October 20, 2009, 6:12 am
I was surprised, to say the least, this morning to read Simon Phipps’ tweet that “Richard Stallman and others declare GPL inadequate to protect software freedom.” Lack of caffeine, maybe? Nope. Stallman and Knowledge Ecology International really have sent a letter to the European Commission saying that Oracle shouldn’t be permitted to acquire MySQL in its merger with Sun.
Why? Because Oracle would then be the only party able to release MySQL under licenses that are not the GPL, and because Oracle could prevent MySQL from forking under a license other than GPLv2.
According to the letter, not being able to re-license MySQL under GPLv3 “the lack of a more flexible license for MySQL will present considerable barriers to a new forked development path for MySQL.”
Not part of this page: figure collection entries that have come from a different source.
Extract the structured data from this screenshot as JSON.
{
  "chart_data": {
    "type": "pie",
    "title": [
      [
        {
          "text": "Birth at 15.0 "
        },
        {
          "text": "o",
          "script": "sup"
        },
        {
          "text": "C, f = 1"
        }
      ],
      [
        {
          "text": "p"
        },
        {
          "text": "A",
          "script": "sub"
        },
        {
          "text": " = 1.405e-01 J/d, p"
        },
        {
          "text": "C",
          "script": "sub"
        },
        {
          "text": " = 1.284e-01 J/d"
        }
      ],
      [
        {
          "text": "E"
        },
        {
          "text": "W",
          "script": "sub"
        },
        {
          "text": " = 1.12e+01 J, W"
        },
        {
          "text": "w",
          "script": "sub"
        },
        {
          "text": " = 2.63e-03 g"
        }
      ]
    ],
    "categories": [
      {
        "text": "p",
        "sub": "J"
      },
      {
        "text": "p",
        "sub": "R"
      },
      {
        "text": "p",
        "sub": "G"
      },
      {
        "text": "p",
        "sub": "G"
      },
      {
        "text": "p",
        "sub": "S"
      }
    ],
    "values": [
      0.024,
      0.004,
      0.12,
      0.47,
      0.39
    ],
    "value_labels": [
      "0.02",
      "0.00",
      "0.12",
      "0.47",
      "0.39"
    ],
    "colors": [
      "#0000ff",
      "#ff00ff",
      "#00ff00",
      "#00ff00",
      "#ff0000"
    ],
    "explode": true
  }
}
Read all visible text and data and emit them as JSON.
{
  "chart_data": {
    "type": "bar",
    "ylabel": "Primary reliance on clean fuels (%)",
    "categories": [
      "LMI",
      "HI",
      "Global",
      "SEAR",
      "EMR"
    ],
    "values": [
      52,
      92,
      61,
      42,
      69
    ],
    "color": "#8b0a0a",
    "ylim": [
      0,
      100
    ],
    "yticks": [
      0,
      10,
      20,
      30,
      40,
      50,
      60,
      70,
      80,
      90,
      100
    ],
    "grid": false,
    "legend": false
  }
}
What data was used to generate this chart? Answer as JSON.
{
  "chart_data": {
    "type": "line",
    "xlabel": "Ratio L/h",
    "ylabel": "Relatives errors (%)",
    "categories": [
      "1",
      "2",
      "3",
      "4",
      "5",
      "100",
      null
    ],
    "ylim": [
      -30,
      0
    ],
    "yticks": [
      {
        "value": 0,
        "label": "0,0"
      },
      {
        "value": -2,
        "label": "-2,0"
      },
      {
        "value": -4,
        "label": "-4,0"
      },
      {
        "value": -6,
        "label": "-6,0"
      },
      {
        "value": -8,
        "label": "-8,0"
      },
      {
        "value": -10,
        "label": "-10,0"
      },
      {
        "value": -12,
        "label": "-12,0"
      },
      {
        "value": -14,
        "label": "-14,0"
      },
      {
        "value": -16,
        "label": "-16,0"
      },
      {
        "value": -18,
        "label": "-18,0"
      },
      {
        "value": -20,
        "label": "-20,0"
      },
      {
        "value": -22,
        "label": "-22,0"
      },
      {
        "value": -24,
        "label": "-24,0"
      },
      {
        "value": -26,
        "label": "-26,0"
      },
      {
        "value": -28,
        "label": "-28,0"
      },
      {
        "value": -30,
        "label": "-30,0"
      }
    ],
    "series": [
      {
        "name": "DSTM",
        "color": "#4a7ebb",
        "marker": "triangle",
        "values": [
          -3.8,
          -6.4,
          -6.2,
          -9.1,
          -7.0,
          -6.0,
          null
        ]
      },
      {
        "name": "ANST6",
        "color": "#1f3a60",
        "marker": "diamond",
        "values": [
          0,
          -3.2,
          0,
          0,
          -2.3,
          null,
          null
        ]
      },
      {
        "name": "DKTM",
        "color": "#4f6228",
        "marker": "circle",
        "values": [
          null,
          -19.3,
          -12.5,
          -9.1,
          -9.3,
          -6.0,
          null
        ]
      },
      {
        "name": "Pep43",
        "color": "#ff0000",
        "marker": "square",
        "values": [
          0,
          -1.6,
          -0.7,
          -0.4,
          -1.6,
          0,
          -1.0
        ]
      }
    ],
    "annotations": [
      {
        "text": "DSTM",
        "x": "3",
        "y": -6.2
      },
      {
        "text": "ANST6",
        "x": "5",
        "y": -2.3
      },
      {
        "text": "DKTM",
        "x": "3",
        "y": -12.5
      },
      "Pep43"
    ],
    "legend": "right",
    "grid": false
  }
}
The argument that not being able to license MySQL under GPLv3 being a “considerable barrier” to forked development for MySQL seems a bit suspect to me. Some projects have taken up GPLv3, but I don’t see much evidence that the developer base that could or would continue a forked MySQL is demanding GPLv3. In fact, a MySQL fork is already well underway that doesn’t seem the least bit daunted by the existing license.
Calling GPLv3 a “more flexible” license also seems odd. I don’t know many people outside the FSF that would call GPLv3 “more flexible” than GPLv2. (It certainly doesn’t seem to be the opinion of the Linux kernel community.)
This seems like overreaching. Asking Oracle to abide by the GPL is reasonable. Asking that a governmental body preclude the sale of a company to another because it will cease or curtail its development of a Free Software project seems unreasonable. Oracle’s acquisition of MySQL probably won’t be beneficial to the MySQL community in the short term.
But in the long term, the community can get behind MariaDB, or start a new fork of MySQL because the GPL allows exactly that. If there is sufficient interest (and talent) then the MySQL forks will flourish and all is well.
It does show a weakness in the corporate-sponsored Free Software development model, because the company behind the project can unilaterally direct development of the project. But it’s not up to the government to solve that problem by blocking corporate mergers. It’s up to the community to solve this problem, and some of the community are doing just that. I prefer Monty’s solution to Stallman’s.